Egli è in grado di sentire giusta compassione per quelli che sono nell’ignoranza e nell’errore,
essendo anche lui rivestito di debolezza. A causa di questa egli deve offrire
sacrifici per i peccati anche per se stesso, come fa per il popolo (Eb 5,2-3).

Dopo l’incarnazione di Dio il sacerdote non è più — almeno non dovrebbe — una persona che entra a far parte di una casta privilegiata, dove si amministra il potere divino in favore degli uomini restando però, in qualche modo, sempre estranei alle condizioni di fragilità e di sofferenza che segnano il cammino di tutti in questo mondo. Secondo il vangelo, essere sacerdoti significa diventare pienamente partecipi del destino di prova e di sofferenza che ogni essere umano conosce e patisce nel corso della sua vita. 

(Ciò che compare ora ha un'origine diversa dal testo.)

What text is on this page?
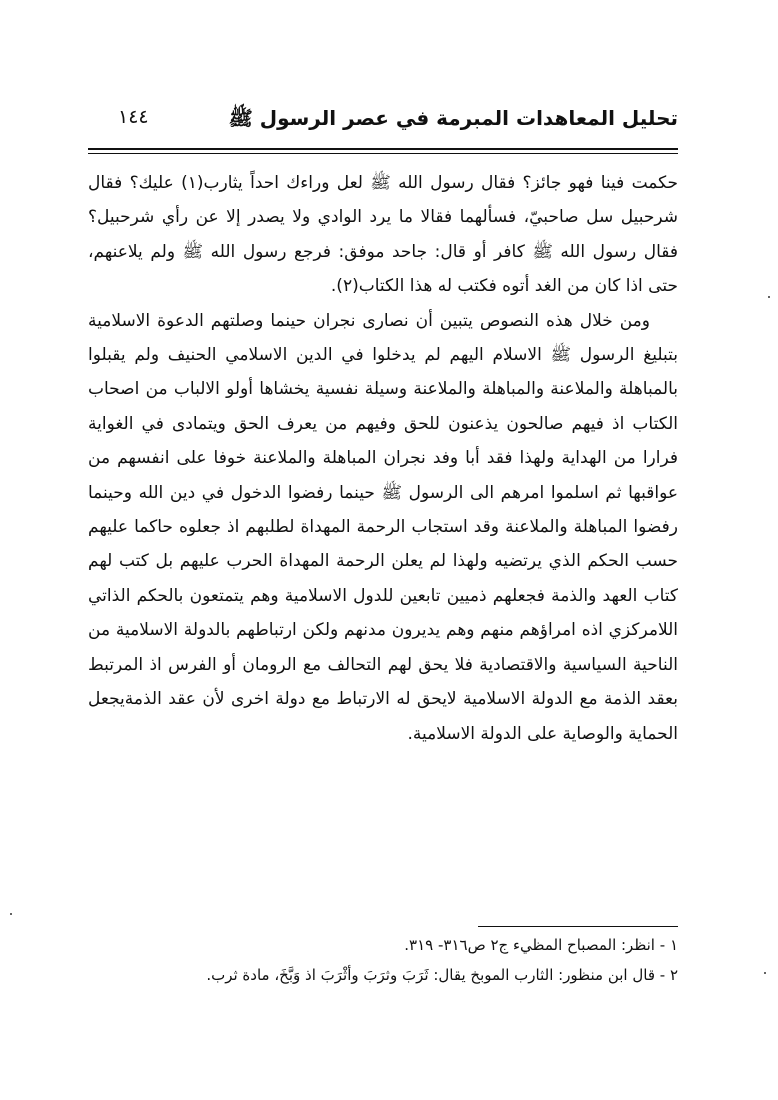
تحليل المعاهدات المبرمة في عصر الرسول ﷺ
١٤٤

حكمت فينا فهو جائز؟ فقال رسول الله ﷺ لعل وراءك احداً يثارب(١) عليك؟ فقال شرحبيل سل صاحبيّ، فسألهما فقالا ما يرد الوادي ولا يصدر إلا عن رأي شرحبيل؟ فقال رسول الله ﷺ كافر أو قال: جاحد موفق: فرجع رسول الله ﷺ ولم يلاعنهم، حتى اذا كان من الغد أتوه فكتب له هذا الكتاب(٢).

ومن خلال هذه النصوص يتبين أن نصارى نجران حينما وصلتهم الدعوة الاسلامية بتبليغ الرسول ﷺ الاسلام اليهم لم يدخلوا في الدين الاسلامي الحنيف ولم يقبلوا بالمباهلة والملاعنة والمباهلة والملاعنة وسيلة نفسية يخشاها أولو الالباب من اصحاب الكتاب اذ فيهم صالحون يذعنون للحق وفيهم من يعرف الحق ويتمادى في الغواية فرارا من الهداية ولهذا فقد أبا وفد نجران المباهلة والملاعنة خوفا على انفسهم من عواقبها ثم اسلموا امرهم الى الرسول ﷺ حينما رفضوا الدخول في دين الله وحينما رفضوا المباهلة والملاعنة وقد استجاب الرحمة المهداة لطلبهم اذ جعلوه حاكما عليهم حسب الحكم الذي يرتضيه ولهذا لم يعلن الرحمة المهداة الحرب عليهم بل كتب لهم كتاب العهد والذمة فجعلهم ذميين تابعين للدول الاسلامية وهم يتمتعون بالحكم الذاتي اللامركزي اذه امراؤهم منهم وهم يديرون مدنهم ولكن ارتباطهم بالدولة الاسلامية من الناحية السياسية والاقتصادية فلا يحق لهم التحالف مع الرومان أو الفرس اذ المرتبط بعقد الذمة مع الدولة الاسلامية لايحق له الارتباط مع دولة اخرى لأن عقد الذمةيجعل الحماية والوصاية على الدولة الاسلامية.

١ - انظر: المصباح المظيء ج٢ ص٣١٦- ٣١٩.
٢ - قال ابن منظور: الثارب الموبخ يقال: ثَرَبَ وثرَبَ وأثْرَبَ اذ وَبَّخَ، مادة ثرب.
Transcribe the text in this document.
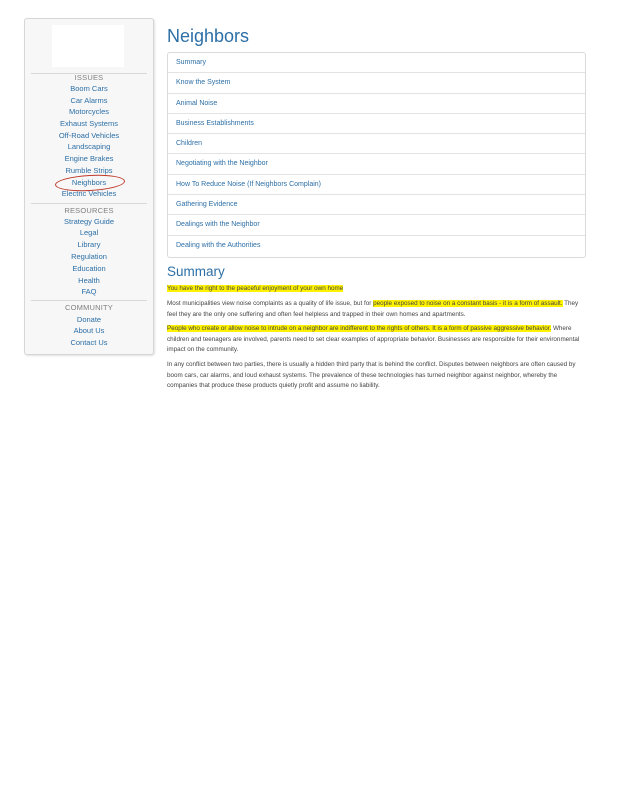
ISSUES
Boom Cars
Car Alarms
Motorcycles
Exhaust Systems
Off-Road Vehicles
Landscaping
Engine Brakes
Rumble Strips
Neighbors
Electric Vehicles
RESOURCES
Strategy Guide
Legal
Library
Regulation
Education
Health
FAQ
COMMUNITY
Donate
About Us
Contact Us
Neighbors
Summary
Know the System
Animal Noise
Business Establishments
Children
Negotiating with the Neighbor
How To Reduce Noise (If Neighbors Complain)
Gathering Evidence
Dealings with the Neighbor
Dealing with the Authorities
Summary

You have the right to the peaceful enjoyment of your own home

Most municipalities view noise complaints as a quality of life issue, but for people exposed to noise on a constant basis - it is a form of assault. They feel they are the only one suffering and often feel helpless and trapped in their own homes and apartments.

People who create or allow noise to intrude on a neighbor are indifferent to the rights of others. It is a form of passive aggressive behavior. Where children and teenagers are involved, parents need to set clear examples of appropriate behavior. Businesses are responsible for their environmental impact on the community.

In any conflict between two parties, there is usually a hidden third party that is behind the conflict. Disputes between neighbors are often caused by boom cars, car alarms, and loud exhaust systems. The prevalence of these technologies has turned neighbor against neighbor, whereby the companies that produce these products quietly profit and assume no liability.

Nei giorni della sua vita terrena egli offrì preghiere e suppliche, con forti grida e lacrime,
a Dio che poteva salvarlo da morte e, per il suo pieno abbandono a lui, venne esaudito. 
Pur essendo Figlio, imparò l’obbedienza da ciò che patì e, reso perfetto, 
divenne causa di salvezza eterna per tutti coloro che gli obbediscono (5,7-9).

La sofferenza, infatti, non è ancora male, ma può diventarne l’anticamera e la legittimazione. Per questo non va mai cercata — né per se stessi, né per gli altri — ma soltanto accolta come luogo per apprendere l'arte di amare e trasformata in sapienza da vivere e donare. Questo è ciò che il Signore Gesù ha voluto insegnare a quanti, erroneamente, pensavano che per entrare in definitivo rapporto con Dio fosse necessario versare qualche tributo di sacrificio, anziché rispettare con profonda naturalezza i momenti nuziali e quelli di lutto che ci conducono e riconducono sapientemente al mistero pasquale. 

«Finché hanno lo sposo con loro, non possono digiunare.
Ma verranno giorni quando lo sposo sarà loro tolto: allora, in quel giorno, digiuneranno» (Mc 2,19-20).